Quand les plaintes pour copyright dérapent : la victoire juridique d’un hébergeur et ses leçons pour votre business

Quand les plaintes pour copyright dérapent : la victoire juridique d’un hébergeur et ses leçons pour votre business

Avr 08, 2026 copyright law web hosting dmca legal defense platform liability startup law service providers digital rights

La mise en situation : quand une mise en demeure débarque

Vous gérez un service d'hébergement web. Un client upload du contenu problématique. Et hop, une lettre d'avocat inconnu atterrit chez vous. Accusation de violation de copyright. Menace de dommages et intérêts colossaux.
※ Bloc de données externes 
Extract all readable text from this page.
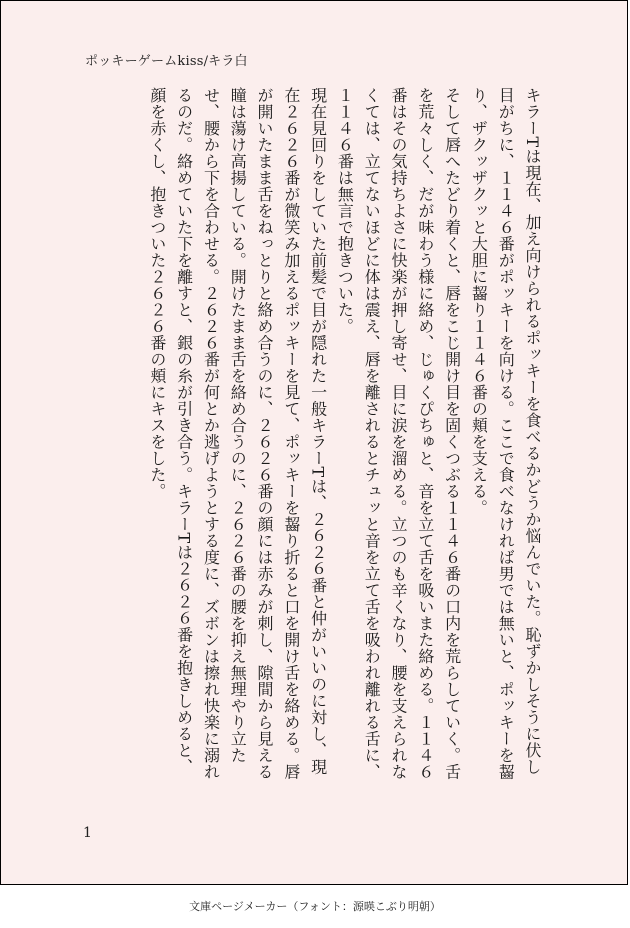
ポッキーゲームkiss/キラ白

キラーTは現在、加え向けられるポッキーを食べるかどうか悩んでいた。恥ずかしそうに伏し目がちに、１１４６番がポッキーを向ける。ここで食べなければ男では無いと、ポッキーを齧り、ザクッザクッと大胆に齧り１１４６番の頬を支える。

そして唇へたどり着くと、唇をこじ開け目を固くつぶる１１４６番の口内を荒らしていく。舌を荒々しく、だが味わう様に絡め、じゅくぴちゅと、音を立て舌を吸いまた絡める。１１４６番はその気持ちよさに快楽が押し寄せ、目に涙を溜める。立つのも辛くなり、腰を支えられなくては、立てないほどに体は震え、唇を離されるとチュッと音を立て舌を吸われ離れる舌に、１１４６番は無言で抱きついた。

現在見回りをしていた前髪で目が隠れた一般キラーTは、２６２６番と仲がいいのに対し、現在２６２６番が微笑み加えるポッキーを見て、ポッキーを齧り折ると口を開け舌を絡める。唇が開いたまま舌をねっとりと絡め合うのに、２６２６番の顔には赤みが刺し、隙間から見える瞳は蕩け高揚している。開けたまま舌を絡め合うのに、２６２６番の腰を抑え無理やり立たせ、腰から下を合わせる。２６２６番が何とか逃げようとする度に、ズボンは擦れ快楽に溺れるのだ。絡めていた下を離すと、銀の糸が引き合う。キラーTは２６２６番を抱きしめると、顔を赤くし、抱きついた２６２６番の頬にキスをした。

1
文庫ページメーカー（フォント：源暎こぶり明朝）
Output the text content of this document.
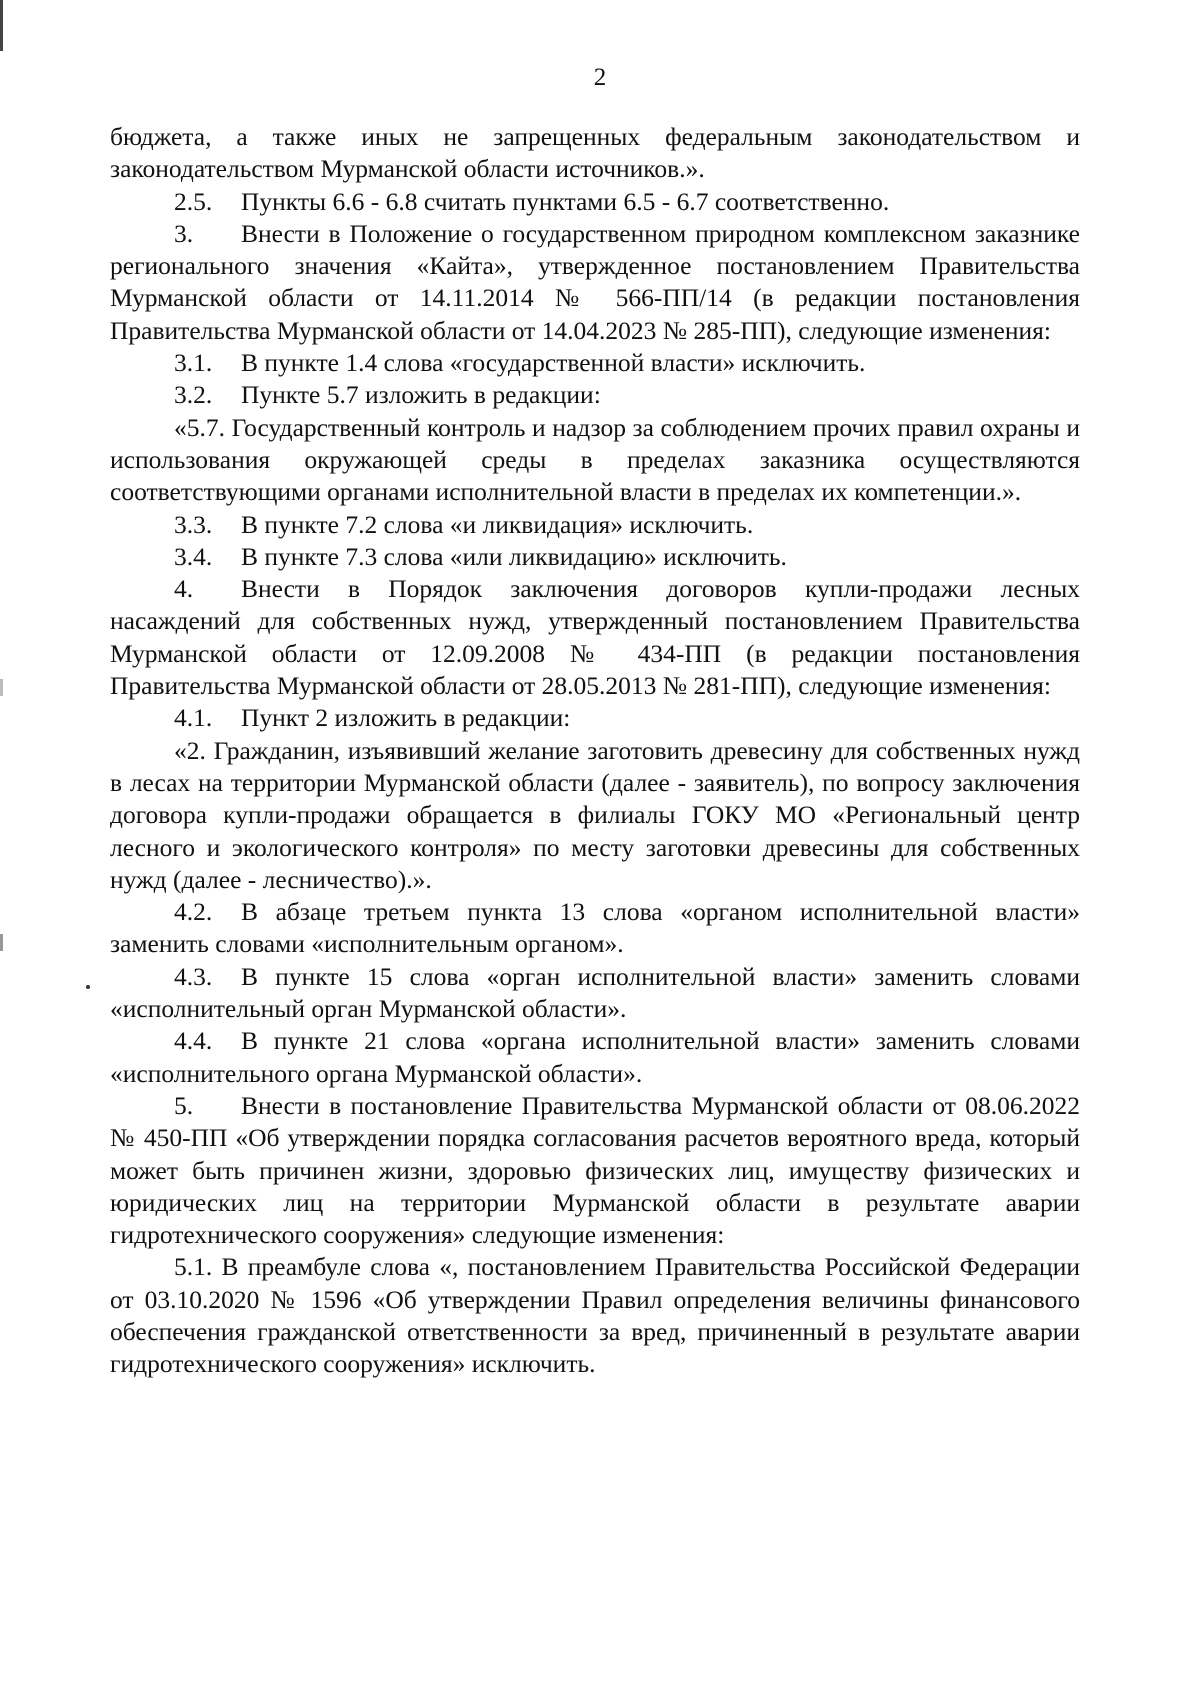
2

бюджета, а также иных не запрещенных федеральным законодательством и законодательством Мурманской области источников.».

2.5. Пункты 6.6 - 6.8 считать пунктами 6.5 - 6.7 соответственно.

3. Внести в Положение о государственном природном комплексном заказнике регионального значения «Кайта», утвержденное постановлением Правительства Мурманской области от 14.11.2014 № 566-ПП/14 (в редакции постановления Правительства Мурманской области от 14.04.2023 № 285-ПП), следующие изменения:

3.1. В пункте 1.4 слова «государственной власти» исключить.

3.2. Пункте 5.7 изложить в редакции:

«5.7. Государственный контроль и надзор за соблюдением прочих правил охраны и использования окружающей среды в пределах заказника осуществляются соответствующими органами исполнительной власти в пределах их компетенции.».

3.3. В пункте 7.2 слова «и ликвидация» исключить.

3.4. В пункте 7.3 слова «или ликвидацию» исключить.

4. Внести в Порядок заключения договоров купли-продажи лесных насаждений для собственных нужд, утвержденный постановлением Правительства Мурманской области от 12.09.2008 № 434-ПП (в редакции постановления Правительства Мурманской области от 28.05.2013 № 281-ПП), следующие изменения:

4.1. Пункт 2 изложить в редакции:

«2. Гражданин, изъявивший желание заготовить древесину для собственных нужд в лесах на территории Мурманской области (далее - заявитель), по вопросу заключения договора купли-продажи обращается в филиалы ГОКУ МО «Региональный центр лесного и экологического контроля» по месту заготовки древесины для собственных нужд (далее - лесничество).».

4.2. В абзаце третьем пункта 13 слова «органом исполнительной власти» заменить словами «исполнительным органом».

4.3. В пункте 15 слова «орган исполнительной власти» заменить словами «исполнительный орган Мурманской области».

4.4. В пункте 21 слова «органа исполнительной власти» заменить словами «исполнительного органа Мурманской области».

5. Внести в постановление Правительства Мурманской области от 08.06.2022 № 450-ПП «Об утверждении порядка согласования расчетов вероятного вреда, который может быть причинен жизни, здоровью физических лиц, имуществу физических и юридических лиц на территории Мурманской области в результате аварии гидротехнического сооружения» следующие изменения:

5.1. В преамбуле слова «, постановлением Правительства Российской Федерации от 03.10.2020 № 1596 «Об утверждении Правил определения величины финансового обеспечения гражданской ответственности за вред, причиненный в результате аварии гидротехнического сооружения» исключить.
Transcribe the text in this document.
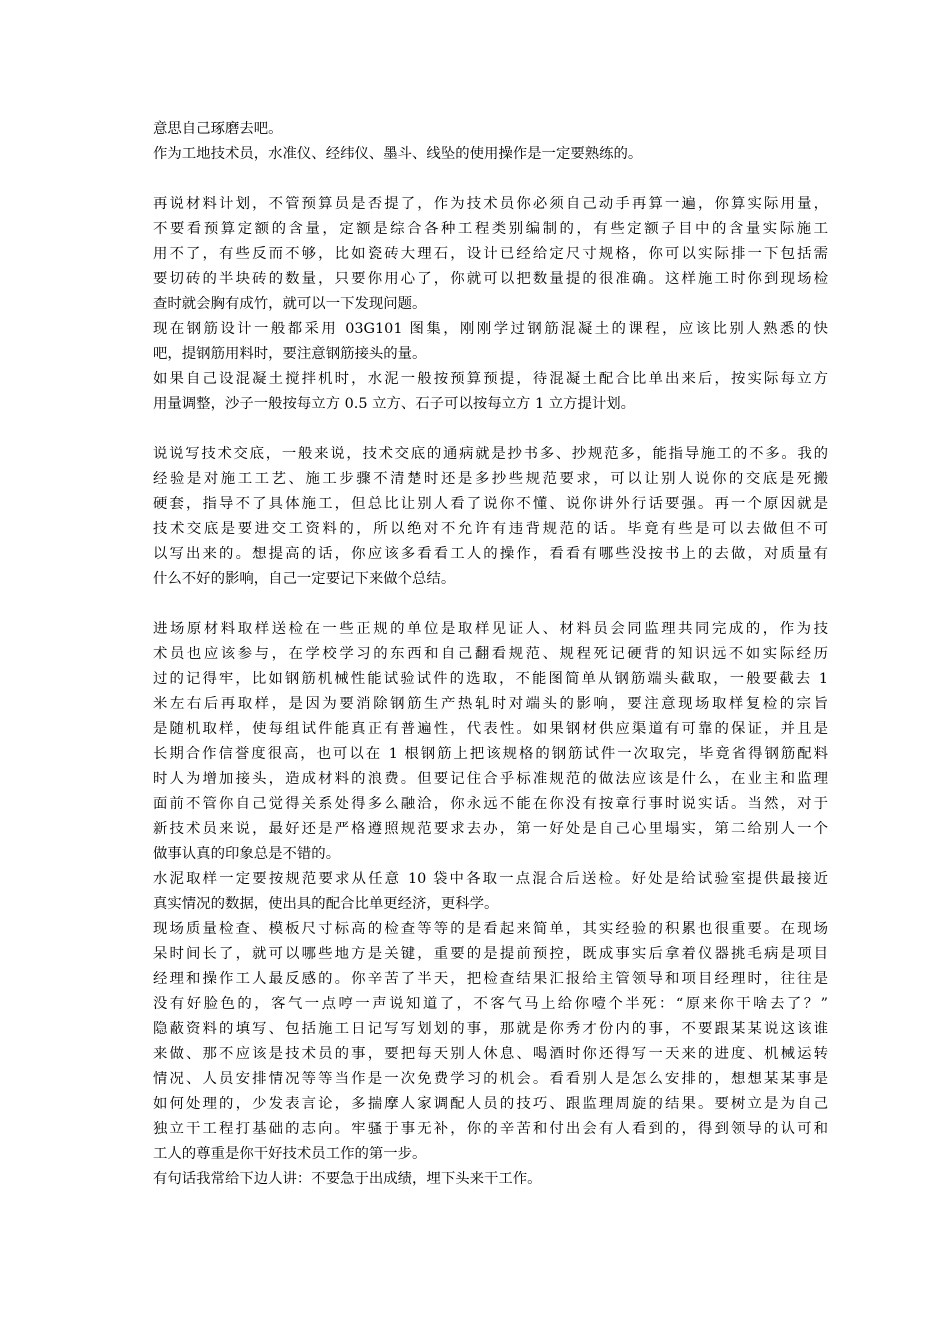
意思自己琢磨去吧。
作为工地技术员，水准仪、经纬仪、墨斗、线坠的使用操作是一定要熟练的。
再说材料计划，不管预算员是否提了，作为技术员你必须自己动手再算一遍，你算实际用量，
不要看预算定额的含量，定额是综合各种工程类别编制的，有些定额子目中的含量实际施工
用不了，有些反而不够，比如瓷砖大理石，设计已经给定尺寸规格，你可以实际排一下包括需
要切砖的半块砖的数量，只要你用心了，你就可以把数量提的很准确。这样施工时你到现场检
查时就会胸有成竹，就可以一下发现问题。
现在钢筋设计一般都采用 03G101 图集，刚刚学过钢筋混凝土的课程，应该比别人熟悉的快
吧，提钢筋用料时，要注意钢筋接头的量。
如果自己设混凝土搅拌机时，水泥一般按预算预提，待混凝土配合比单出来后，按实际每立方
用量调整，沙子一般按每立方 0.5 立方、石子可以按每立方 1 立方提计划。
说说写技术交底，一般来说，技术交底的通病就是抄书多、抄规范多，能指导施工的不多。我的
经验是对施工工艺、施工步骤不清楚时还是多抄些规范要求，可以让别人说你的交底是死搬
硬套，指导不了具体施工，但总比让别人看了说你不懂、说你讲外行话要强。再一个原因就是
技术交底是要进交工资料的，所以绝对不允许有违背规范的话。毕竟有些是可以去做但不可
以写出来的。想提高的话，你应该多看看工人的操作，看看有哪些没按书上的去做，对质量有
什么不好的影响，自己一定要记下来做个总结。
进场原材料取样送检在一些正规的单位是取样见证人、材料员会同监理共同完成的，作为技
术员也应该参与，在学校学习的东西和自己翻看规范、规程死记硬背的知识远不如实际经历
过的记得牢，比如钢筋机械性能试验试件的选取，不能图简单从钢筋端头截取，一般要截去 1
米左右后再取样，是因为要消除钢筋生产热轧时对端头的影响，要注意现场取样复检的宗旨
是随机取样，使每组试件能真正有普遍性，代表性。如果钢材供应渠道有可靠的保证，并且是
长期合作信誉度很高，也可以在 1 根钢筋上把该规格的钢筋试件一次取完，毕竟省得钢筋配料
时人为增加接头，造成材料的浪费。但要记住合乎标准规范的做法应该是什么，在业主和监理
面前不管你自己觉得关系处得多么融洽，你永远不能在你没有按章行事时说实话。当然，对于
新技术员来说，最好还是严格遵照规范要求去办，第一好处是自己心里塌实，第二给别人一个
做事认真的印象总是不错的。
水泥取样一定要按规范要求从任意 10 袋中各取一点混合后送检。好处是给试验室提供最接近
真实情况的数据，使出具的配合比单更经济，更科学。
现场质量检查、模板尺寸标高的检查等等的是看起来简单，其实经验的积累也很重要。在现场
呆时间长了，就可以哪些地方是关键，重要的是提前预控，既成事实后拿着仪器挑毛病是项目
经理和操作工人最反感的。你辛苦了半天，把检查结果汇报给主管领导和项目经理时，往往是
没有好脸色的，客气一点哼一声说知道了，不客气马上给你噎个半死：“原来你干啥去了？”
隐蔽资料的填写、包括施工日记写写划划的事，那就是你秀才份内的事，不要跟某某说这该谁
来做、那不应该是技术员的事，要把每天别人休息、喝酒时你还得写一天来的进度、机械运转
情况、人员安排情况等等当作是一次免费学习的机会。看看别人是怎么安排的，想想某某事是
如何处理的，少发表言论，多揣摩人家调配人员的技巧、跟监理周旋的结果。要树立是为自己
独立干工程打基础的志向。牢骚于事无补，你的辛苦和付出会有人看到的，得到领导的认可和
工人的尊重是你干好技术员工作的第一步。
有句话我常给下边人讲：不要急于出成绩，埋下头来干工作。
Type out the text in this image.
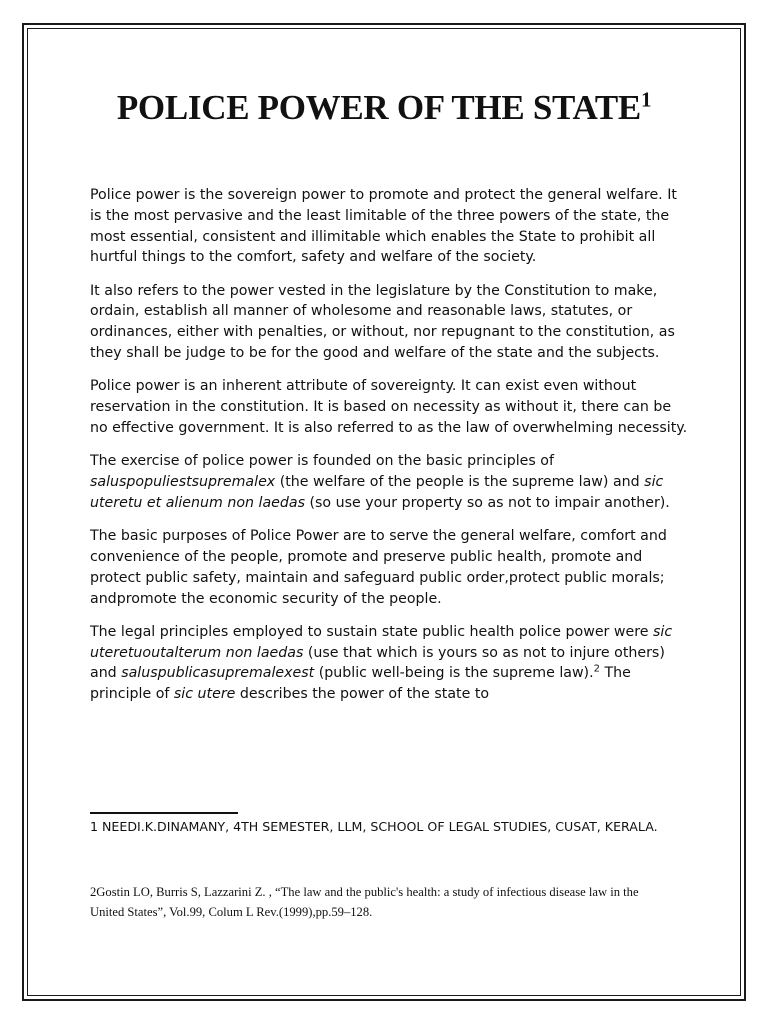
POLICE POWER OF THE STATE$^1$

Police power is the sovereign power to promote and protect the general welfare. It is the most pervasive and the least limitable of the three powers of the state, the most essential, consistent and illimitable which enables the State to prohibit all hurtful things to the comfort, safety and welfare of the society.

It also refers to the power vested in the legislature by the Constitution to make, ordain, establish all manner of wholesome and reasonable laws, statutes, or ordinances, either with penalties, or without, nor repugnant to the constitution, as they shall be judge to be for the good and welfare of the state and the subjects.

Police power is an inherent attribute of sovereignty. It can exist even without reservation in the constitution. It is based on necessity as without it, there can be no effective government. It is also referred to as the law of overwhelming necessity.

The exercise of police power is founded on the basic principles of saluspopuliestsupremalex (the welfare of the people is the supreme law) and sic uteretu et alienum non laedas (so use your property so as not to impair another).

The basic purposes of Police Power are to serve the general welfare, comfort and convenience of the people, promote and preserve public health, promote and protect public safety, maintain and safeguard public order,protect public morals; andpromote the economic security of the people.

The legal principles employed to sustain state public health police power were sic uteretuoutalterum non laedas (use that which is yours so as not to injure others) and saluspublicasupremalexest (public well-being is the supreme law).$^2$ The principle of sic utere describes the power of the state to

1 NEEDI.K.DINAMANY, 4TH SEMESTER, LLM, SCHOOL OF LEGAL STUDIES, CUSAT, KERALA.
2Gostin LO, Burris S, Lazzarini Z. , “The law and the public's health: a study of infectious disease law in the United States”, Vol.99, Colum L Rev.(1999),pp.59–128.
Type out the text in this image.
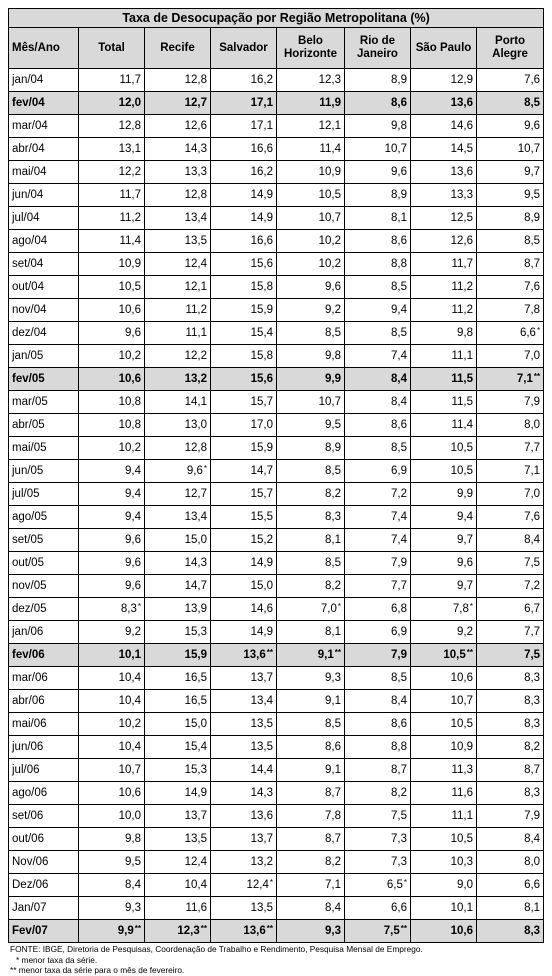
Taxa de Desocupação por Região Metropolitana (%)							
Mês/Ano	Total	Recife	Salvador	Belo Horizonte	Rio de Janeiro	São Paulo	Porto Alegre
jan/04	11,7	12,8	16,2	12,3	8,9	12,9	7,6
fev/04	12,0	12,7	17,1	11,9	8,6	13,6	8,5
mar/04	12,8	12,6	17,1	12,1	9,8	14,6	9,6
abr/04	13,1	14,3	16,6	11,4	10,7	14,5	10,7
mai/04	12,2	13,3	16,2	10,9	9,6	13,6	9,7
jun/04	11,7	12,8	14,9	10,5	8,9	13,3	9,5
jul/04	11,2	13,4	14,9	10,7	8,1	12,5	8,9
ago/04	11,4	13,5	16,6	10,2	8,6	12,6	8,5
set/04	10,9	12,4	15,6	10,2	8,8	11,7	8,7
out/04	10,5	12,1	15,8	9,6	8,5	11,2	7,6
nov/04	10,6	11,2	15,9	9,2	9,4	11,2	7,8
dez/04	9,6	11,1	15,4	8,5	8,5	9,8	6,6*
jan/05	10,2	12,2	15,8	9,8	7,4	11,1	7,0
fev/05	10,6	13,2	15,6	9,9	8,4	11,5	7,1**
mar/05	10,8	14,1	15,7	10,7	8,4	11,5	7,9
abr/05	10,8	13,0	17,0	9,5	8,6	11,4	8,0
mai/05	10,2	12,8	15,9	8,9	8,5	10,5	7,7
jun/05	9,4	9,6*	14,7	8,5	6,9	10,5	7,1
jul/05	9,4	12,7	15,7	8,2	7,2	9,9	7,0
ago/05	9,4	13,4	15,5	8,3	7,4	9,4	7,6
set/05	9,6	15,0	15,2	8,1	7,4	9,7	8,4
out/05	9,6	14,3	14,9	8,5	7,9	9,6	7,5
nov/05	9,6	14,7	15,0	8,2	7,7	9,7	7,2
dez/05	8,3*	13,9	14,6	7,0*	6,8	7,8*	6,7
jan/06	9,2	15,3	14,9	8,1	6,9	9,2	7,7
fev/06	10,1	15,9	13,6**	9,1**	7,9	10,5**	7,5
mar/06	10,4	16,5	13,7	9,3	8,5	10,6	8,3
abr/06	10,4	16,5	13,4	9,1	8,4	10,7	8,3
mai/06	10,2	15,0	13,5	8,5	8,6	10,5	8,3
jun/06	10,4	15,4	13,5	8,6	8,8	10,9	8,2
jul/06	10,7	15,3	14,4	9,1	8,7	11,3	8,7
ago/06	10,6	14,9	14,3	8,7	8,2	11,6	8,3
set/06	10,0	13,7	13,6	7,8	7,5	11,1	7,9
out/06	9,8	13,5	13,7	8,7	7,3	10,5	8,4
Nov/06	9,5	12,4	13,2	8,2	7,3	10,3	8,0
Dez/06	8,4	10,4	12,4*	7,1	6,5*	9,0	6,6
Jan/07	9,3	11,6	13,5	8,4	6,6	10,1	8,1
Fev/07	9,9**	12,3**	13,6**	9,3	7,5**	10,6	8,3
FONTE: IBGE, Diretoria de Pesquisas, Coordenação de Trabalho e Rendimento, Pesquisa Mensal de Emprego.
* menor taxa da série.
** menor taxa da série para o mês de fevereiro.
Ça n'arrive pas qu'aux autres. May First Movement Technology, une asso qui héberge des groupes militants pour les droits humains, l'a vécu. Leur cas donne des leçons clés pour tout hébergeur, réseau de blogs ou plateforme UGC.

Le vrai nœud : héberger ≠ publier

Le point central ? Fournir de l'infra n'équivaut pas à éditer du contenu.

Un utilisateur balance une image sur votre serveur. Vous stockez, point. Vous ne choisissez pas, ne validez pas, ne mettez pas en avant. La loi fait la distinction. Mais les chasseurs de copyrights l'oublient souvent.

Chez May First :

  • Un membre (groupe de droits humains) poste une photo
  • AFP détient les droits
  • May First n'a rien créé ni promu
  • Notification reçue → suppression immédiate

Malgré ça, la lettre recommence.

Le cadre légal qui vous protège

Les tribunaux l'ont claironné : les hébergeurs ne sont pas des infringeurs directs s'ils se contentent de stocker sur ordre des users. Ça s'appelle "volitional conduct" : l'acte volontaire de copier ou diffuser.

Pas de choix de votre part ? Pas d'hébergement pour en profiter ? Suppression rapide après notice ? Vous êtes clean. Les safe harbors DMCA existent pour ça : impossible de checker chaque fichier.

Règle simple : Réagissez vite aux notices valides, enlevez le contenu. C'est ce que May First a fait.

Le scandale : les dommages statutaires, un business juteux

Le hic majeur ? La loi prévoit jusqu'à 150 000 $ par œuvre, sans lien avec le préjudice réel. Une photo qui n'a rien coûté au proprio ? Facture à six chiffres quand même.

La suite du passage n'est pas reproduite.